Creating a Transcription Job
Create and submit a job to transcribe one or more media files to text files in the Speech service.
Before you begin
-
Store the media files that you want to transcribe in an Object Storage bucket.
-
To compare the Whisper and Oracle ASR models for transcription job creation, see Comparing Whisper and Oracle ASR Models.
Comparing Whisper and Oracle ASR Models
Compare Whisper model and Oracle ASR model for creating transcription jobs.
In addition to the native Oracle ASR speech model, Speech supports the Whisper model from OpenAI. Whisper is trained on a large corpus of multilingual data collected from the web, and it supports file-based voice-to-text transcription for over 50 languages. This model uses the same service end points and API and SDK interfaces as the Oracle ASR model to give you flexibility and compatibility.

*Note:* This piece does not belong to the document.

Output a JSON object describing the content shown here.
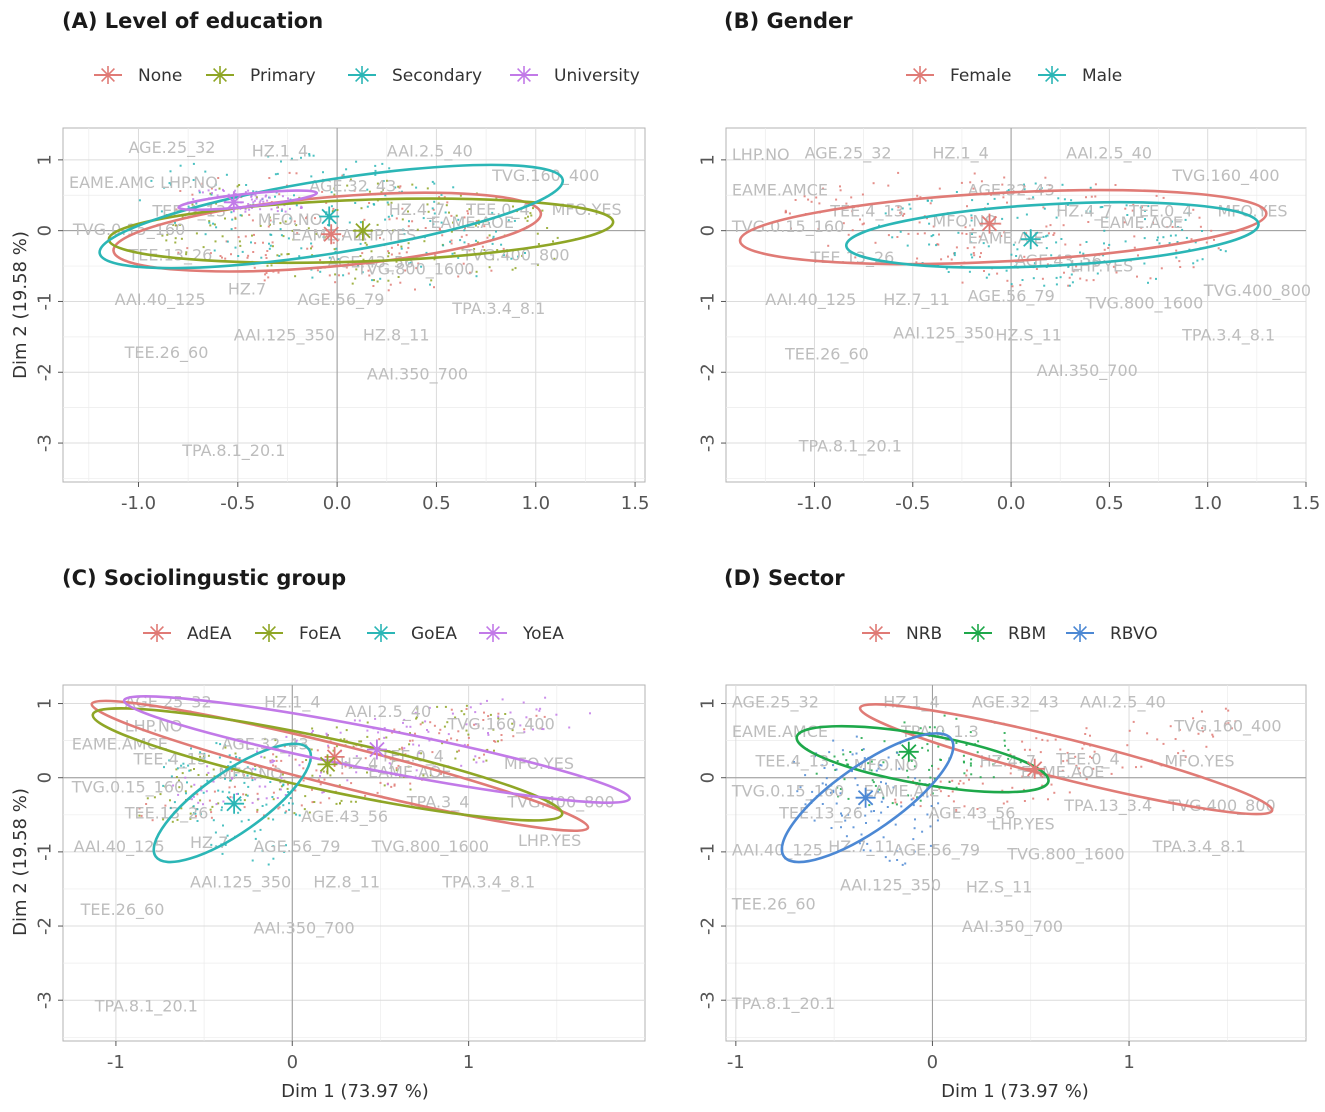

In addition, the Whisper model uses diarization to label individual speakers in the recording.
Use the following comparison of the Whisper and Oracle ASR models to choose the correct model when creating a transcription job.
Feature | Oracle ASR Model | Whisper Model in OCI Speech |
---|---|---|
Real time transcriptions | Supported | Not supported |
Large file size | Up to 2 GB | Up to 2 GB |
Word level timestamp | Supported | Supported |
File format | AAC, AC3, AMR, AU, FLAC, M4A, MKV, MP3, MP4, OGA, OGG, WAV, WEBM | AAC, AC3, AMR, AU, FLAC, M4A, MKV, MP3, MP4, OGA, OGG, WAV, WEBM |
Multilingual support | English, Spanish, French, German, Italian, Portuguese, and Hindi | Same as Oracle ASR model plus 50 other languages* |
Diarization | Supported | Supported |
To create a transcription job, follow these steps: Use the create command and required parameters to create a transcription job.
oci speech transcription-job create [OPTIONS]
Avoid entering confidential information.
For a complete list of flags and variable options for CLI commands, see the CLI Command Reference.
Use the CreateTranscriptionJob and ChangeTranscriptionJobCompartment operations to create a job.